Navigating Chemo

This is the second time I’ve had chemo in my seven years of living with stage IV lung cancer. I’m so thankful for research and new drugs for side effects. Since the last time I had these cytotoxic chemicals pumped into my veins there have been a few new drugs used for nausea. For me, they have been fantastic.

My chemo experience so far

Palonosetron hydrochloride/Aloxi is a long-acting intravenous medication given as a pre-med, which lasts about five days for me. 5 days! This has enabled me to eat normally the week after chemo when I generally feel the worst. Seven years ago, I not only felt nauseous and occasionally vomited, but food lost its appeal, and nothing tasted or sounded good. Food still doesn’t sound good, but I’m able to force myself to eat and not feel sick after.

Another drug I take is olanzapine/Zyprexa. It is mainly used for schizophrenia and bipolar disorder but works wonders off-label for nausea. The best part is it’s a once-daily pill so no more worries about taking a nap and missing a dose and waking up to extreme nausea and/or vomiting. I usually only need to take this for one day after the Aloxi has worn off and I’m back to normal.

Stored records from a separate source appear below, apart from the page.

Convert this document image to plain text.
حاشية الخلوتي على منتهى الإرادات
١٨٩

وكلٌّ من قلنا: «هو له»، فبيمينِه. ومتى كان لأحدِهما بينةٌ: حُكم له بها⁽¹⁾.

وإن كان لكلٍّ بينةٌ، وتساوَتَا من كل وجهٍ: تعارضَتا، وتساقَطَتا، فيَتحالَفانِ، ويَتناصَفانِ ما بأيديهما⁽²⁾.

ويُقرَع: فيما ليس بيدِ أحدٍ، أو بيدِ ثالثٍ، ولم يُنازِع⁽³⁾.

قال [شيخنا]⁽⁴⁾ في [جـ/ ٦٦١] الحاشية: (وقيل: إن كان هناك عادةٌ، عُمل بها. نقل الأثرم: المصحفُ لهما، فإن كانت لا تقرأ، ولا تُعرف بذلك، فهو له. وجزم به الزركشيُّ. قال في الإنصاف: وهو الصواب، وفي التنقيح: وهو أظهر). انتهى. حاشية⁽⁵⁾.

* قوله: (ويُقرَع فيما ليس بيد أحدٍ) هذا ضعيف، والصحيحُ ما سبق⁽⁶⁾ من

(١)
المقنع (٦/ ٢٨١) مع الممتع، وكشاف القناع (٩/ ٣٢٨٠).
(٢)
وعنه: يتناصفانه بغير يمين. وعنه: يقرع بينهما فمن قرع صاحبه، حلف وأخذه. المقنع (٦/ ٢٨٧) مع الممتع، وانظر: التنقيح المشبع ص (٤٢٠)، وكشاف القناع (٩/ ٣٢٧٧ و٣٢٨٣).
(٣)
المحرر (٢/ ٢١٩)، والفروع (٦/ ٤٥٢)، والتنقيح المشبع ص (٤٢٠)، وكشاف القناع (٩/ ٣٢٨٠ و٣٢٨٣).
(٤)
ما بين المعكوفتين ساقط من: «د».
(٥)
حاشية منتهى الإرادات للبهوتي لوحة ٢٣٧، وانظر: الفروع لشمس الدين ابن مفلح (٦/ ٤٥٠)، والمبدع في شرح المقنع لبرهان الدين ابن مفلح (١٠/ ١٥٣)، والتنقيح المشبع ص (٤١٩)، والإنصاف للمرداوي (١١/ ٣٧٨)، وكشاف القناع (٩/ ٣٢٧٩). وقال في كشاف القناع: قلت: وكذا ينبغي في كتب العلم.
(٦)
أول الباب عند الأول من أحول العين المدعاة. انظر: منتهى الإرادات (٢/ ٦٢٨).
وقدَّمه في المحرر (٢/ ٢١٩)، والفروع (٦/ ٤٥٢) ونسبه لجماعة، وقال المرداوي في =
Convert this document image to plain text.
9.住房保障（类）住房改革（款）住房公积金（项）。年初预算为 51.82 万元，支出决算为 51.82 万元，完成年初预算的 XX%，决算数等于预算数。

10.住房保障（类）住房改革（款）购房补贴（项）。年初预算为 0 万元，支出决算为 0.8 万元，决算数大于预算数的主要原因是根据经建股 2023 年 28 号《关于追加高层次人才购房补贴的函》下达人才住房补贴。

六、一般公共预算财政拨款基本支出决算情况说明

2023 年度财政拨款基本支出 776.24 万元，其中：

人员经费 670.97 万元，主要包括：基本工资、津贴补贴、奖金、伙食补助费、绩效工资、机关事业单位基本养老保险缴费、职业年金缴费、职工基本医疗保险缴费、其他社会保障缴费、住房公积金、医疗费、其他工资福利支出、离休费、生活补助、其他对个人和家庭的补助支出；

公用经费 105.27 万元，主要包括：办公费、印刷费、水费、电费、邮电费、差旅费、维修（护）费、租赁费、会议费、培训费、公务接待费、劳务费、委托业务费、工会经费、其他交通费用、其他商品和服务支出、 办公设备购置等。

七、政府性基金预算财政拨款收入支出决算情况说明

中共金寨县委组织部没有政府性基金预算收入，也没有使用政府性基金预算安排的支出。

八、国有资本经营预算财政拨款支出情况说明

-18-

These two drugs have allowed me to keep good nutrients in my body and not lose weight during my six cycles. Please remember that everybody is different, and all drugs are not safe for everyone, but I encourage you to talk to your doctor about these if you need chemo.

Dealing with side effects

Some other common side effects with chemo are fatigue (like" beyond-tired-I-can’t-even-shower" fatigue), metallic taste in your mouth, dry/sensitive skin, diarrhea or constipation, and hair loss (no shaving – woohoo!). My first experience with chemo was pretty rough; I’m not gonna lie. The fatigue took over me like a lazy, possessed spirit. Walking to the shower was a big feat and afterwards I needed to lie down and rest. I had to keep repeating to myself: “This is temporary.” There were times that the mental struggle was worse than the physical one.

I used to try to fight the fatigue. I’m not good at just laying around and I’m definitely not accustomed to others taking care of me. I’m the caretaker of my family and I enjoy it. This time around I’ve learned to embrace the fatigue. We need to listen to our bodies and rest when it is needed. I make sure to run all my errands, go grocery shopping, meal prep, clean house, and do laundry all before chemo. The 4 days after chemo I have nothing planned but watching Netflix and cuddling with my dogs. Mentally this has helped me get through the days of sleeping 15 hours.

Don't hesitate to ask for help

If you’re like me, you don’t like asking for help. It doesn’t mean you are weak, and you are certainly not a burden on your family. They love you. I really think living with cancer is harder on my mom and husband than it is on me. They want to “fix it” and one of the ways they can contribute is by helping you. Let them. Let them cook and clean and love on you while you spend your energy on healing.